By burying the exhibition hall, :mlzd killed two birds with one stone. On one hand, the architects integrated the large volume needed for the museum into a limited space without violating the scale of the setting. On the other, they met the demands of creating an exhibition space that could function as a black box free of natural light.
Moreover, the roof of the submerged exhibition hall provides a public plaza that spans both the old museum and the new monolithic structure.
The massive concrete walls of the new wing give the south, east, and west elevations a fortified appearance in keeping with the older museum. On the north elevation, a flat, fully glazed curtain wall helps frame the public plaza and spectacularly reflect its surroundings.
The structural engineers had to underpin the old building and secure the excavated pit for the new exhibition hall by tying back reinforced concrete walls to anchors in the ground. In addition, the architects and engineers spanned the hall with a prestressed, ribbed concrete ceiling, allowing it to be column-free for flexibility of installations.
For the office block, the team developed a complex load-bearing structure consisting of one-story cast-in-place concrete columns on the north side and a monolithic structure of 14-inch-thick concrete walls on the other three sides.
Commentary
In splitting the structure into exhibition hall and office building, :mlzd reinterpreted the typologies of the podium and the tower. Evoking the image of a rock, the polygonal block acts as a visible landmark while relating visually to the mountains (Eiger, Mönch, Jungfrau) in the background and the Lambert-designed museum in front.
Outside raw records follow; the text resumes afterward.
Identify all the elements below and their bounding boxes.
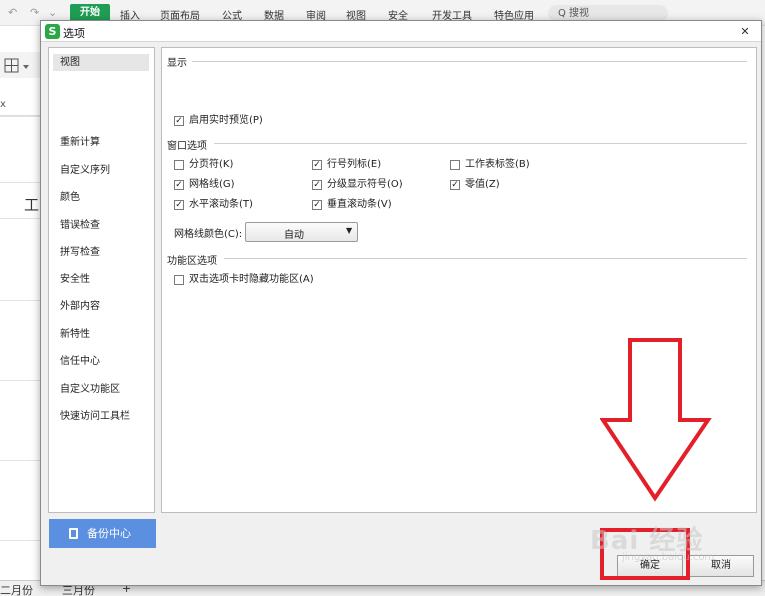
sidebar-item-external-content[interactable]: 外部内容 xyxy=(53,298,149,315)
watermark-url: jingyan.baidu.com xyxy=(622,552,715,563)
checkbox[interactable] xyxy=(174,160,184,170)
sidebar-item-custom-lists[interactable]: 自定义序列 xyxy=(53,162,149,179)
grid-line xyxy=(0,460,42,461)
gridline-color-label: 网格线颜色(C): xyxy=(174,229,243,240)
undo-icon[interactable]: ↶ xyxy=(8,6,17,19)
screen: ↶ ↷ ⌄ 开始 插入 页面布局 公式 数据 审阅 视图 安全 开发工具 特色应… xyxy=(0,0,765,596)
section-divider xyxy=(192,61,747,62)
section-title-window: 窗口选项 xyxy=(167,137,211,152)
option-label: 垂直滚动条(V) xyxy=(327,199,392,210)
section-divider xyxy=(214,143,747,144)
red-down-arrow-annotation xyxy=(600,338,712,502)
checkbox[interactable]: ✓ xyxy=(450,180,460,190)
option-label: 零值(Z) xyxy=(465,179,500,190)
sheet-tab-feb[interactable]: 二月份 xyxy=(0,582,33,596)
wps-logo-icon: S xyxy=(45,24,60,39)
dialog-title: 选项 xyxy=(63,27,85,40)
sidebar-item-new-features[interactable]: 新特性 xyxy=(53,326,149,343)
option-label: 工作表标签(B) xyxy=(465,159,530,170)
grid-line xyxy=(0,380,42,381)
checkbox[interactable]: ✓ xyxy=(174,116,184,126)
gridline-color-value: 自动 xyxy=(284,230,304,241)
sidebar-item-error-checking[interactable]: 错误检查 xyxy=(53,217,149,234)
sidebar-item-quick-access-toolbar[interactable]: 快速访问工具栏 xyxy=(53,408,149,425)
checkbox[interactable]: ✓ xyxy=(174,180,184,190)
option-label: 双击选项卡时隐藏功能区(A) xyxy=(189,274,314,285)
sidebar-item-security[interactable]: 安全性 xyxy=(53,271,149,288)
gridline-color-select[interactable]: 自动 ▼ xyxy=(245,222,358,242)
backup-icon xyxy=(69,528,78,539)
option-label: 分页符(K) xyxy=(189,159,234,170)
sidebar-item-spell-check[interactable]: 拼写检查 xyxy=(53,244,149,261)
checkbox[interactable]: ✓ xyxy=(312,200,322,210)
grid-line xyxy=(0,218,42,219)
table-border-icon[interactable] xyxy=(3,55,43,77)
checkbox[interactable]: ✓ xyxy=(312,180,322,190)
backup-center-button[interactable]: 备份中心 xyxy=(49,519,156,548)
sidebar-item-trust-center[interactable]: 信任中心 xyxy=(53,353,149,370)
dropdown-arrow-icon: ▼ xyxy=(346,226,353,235)
formula-cancel-icon[interactable]: x xyxy=(0,99,6,110)
redo-icon[interactable]: ↷ xyxy=(30,6,39,19)
checkbox[interactable]: ✓ xyxy=(174,200,184,210)
option-label: 启用实时预览(P) xyxy=(189,115,263,126)
options-sidebar: 视图 重新计算 自定义序列 颜色 错误检查 拼写检查 安全性 外部内容 新特性 … xyxy=(48,47,155,513)
grid-line xyxy=(0,300,42,301)
toolbar-strip xyxy=(0,52,42,78)
checkbox[interactable] xyxy=(450,160,460,170)
sidebar-item-color[interactable]: 颜色 xyxy=(53,189,149,206)
section-title-ribbon: 功能区选项 xyxy=(167,252,221,267)
checkbox[interactable]: ✓ xyxy=(312,160,322,170)
formula-bar[interactable] xyxy=(0,92,42,116)
dialog-titlebar[interactable]: S 选项 ✕ xyxy=(41,21,761,42)
option-label: 水平滚动条(T) xyxy=(189,199,253,210)
sidebar-item-customize-ribbon[interactable]: 自定义功能区 xyxy=(53,381,149,398)
section-title-display: 显示 xyxy=(167,54,191,69)
option-label: 分级显示符号(O) xyxy=(327,179,403,190)
quick-access-dropdown-icon[interactable]: ⌄ xyxy=(48,6,57,19)
sidebar-item-recalculate[interactable]: 重新计算 xyxy=(53,134,149,151)
option-label: 网格线(G) xyxy=(189,179,235,190)
sidebar-item-view[interactable]: 视图 xyxy=(53,54,149,71)
section-divider xyxy=(224,258,747,259)
cell-text[interactable]: 工 xyxy=(24,194,39,215)
checkbox[interactable] xyxy=(174,275,184,285)
close-button[interactable]: ✕ xyxy=(734,23,756,40)
grid-line xyxy=(0,182,42,183)
grid-line xyxy=(0,540,42,541)
grid-line xyxy=(0,116,42,117)
option-label: 行号列标(E) xyxy=(327,159,382,170)
backup-center-label: 备份中心 xyxy=(87,527,131,540)
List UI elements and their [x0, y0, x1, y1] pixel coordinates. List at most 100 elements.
By adding greenish-white cement pigment to the concrete, the architects harmonized the color of the facades with the sandstone masonry of the existing museum building.
In creating six facades on the south, east, and west elevations — three of which are inclined by 96.66, 82.69, and 80.11 degrees — :mlzd alluded to the articulation of the older museum’s facades. The texture of the walls of the new structure echoes the roughly finished stones that accentuate the corners and arched windows of the original building.
By photographing them and then enlarging them as pixels, the architects designed recesses and perforations for the concrete walls that optically soften the surfaces. Some of these perforations turn out to be window openings.
The fully glazed curtain wall wrapping the north elevation seems to reveal the cut surface of the massive rock as if it were a gemstone. On sunny days, it reflects the museum facade opposite, and from a point of view parallel to the glass panels, it even completes the older building’s design by turning it into a symmetrical composition.
In this manner, the glossy facade acts as a referential backdrop that sometimes turns out to be a literal one, for the plaza is planned to be used as a stage for medieval performances. The architects have succeeded in creating an extension that both responds to the late 19th-century museum and competes with it — simply because it does not cozy up to the original.
Rahel Hartmann Schweizer is an art and architecture historian, and an editor of TEC 21 magazine.